Branching is implemented as a series of control statements in high level programming languages. In the Python programming language, these include:
The IF Statement works by evaluating a programmer specified boolean condition and checking if it evaluates to true or false.
If the condition evaluates to true, certain actions are carried out. An evaluation to false means that alternate actions are carried out.
A loop ensures that code is repeated. However in programming when you want ensure that you loop an infinite number of times, you use a WHILE loop.
The WHILE loop consists of a block of code and a condition/expression. The condition/expression is evaluated, and if the condition/expression is true, the code within all of their following in the block is executed.

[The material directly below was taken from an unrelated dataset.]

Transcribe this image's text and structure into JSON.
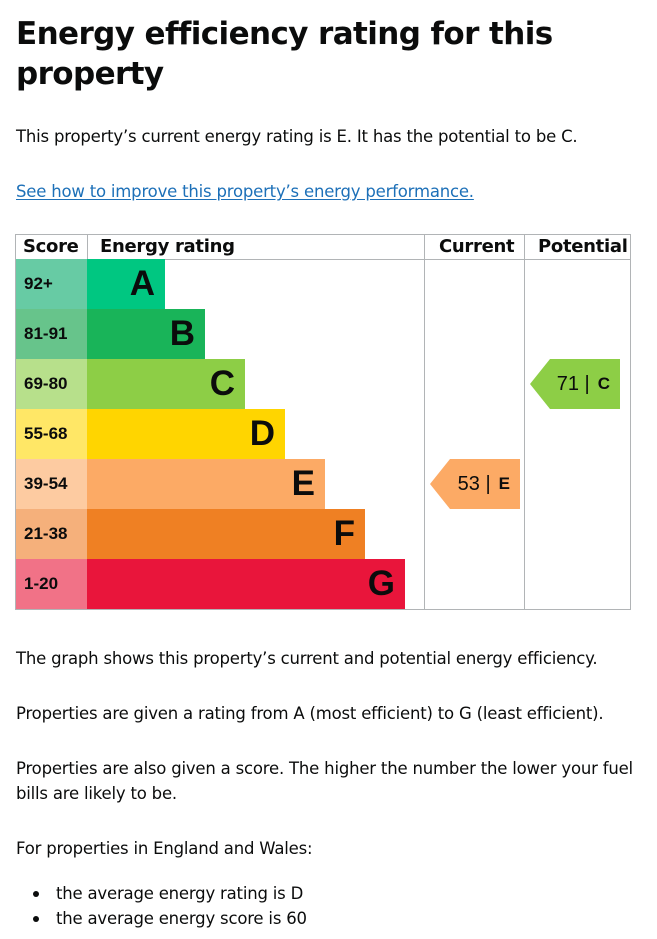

This repeats until the condition/expression becomes false.
In the Python programming language, the WHILE loop has an ELSE branch just like the IF statement.
When you want to loop a fixed number of times in the Python programming language, you use a FOR loop.
A FOR loop has two parts: a header specifying the iteration, and a body which is executed once per iteration. The header often declares an explicit loop counter or loop variable, which allows the body to know which iteration is being executed. FOR loops are typically used when the number of iterations is known before entering the loop.
Branching statements allow the flow of execution to jump to a different part of the program.
Mastering them is important in the journey of learning how to program.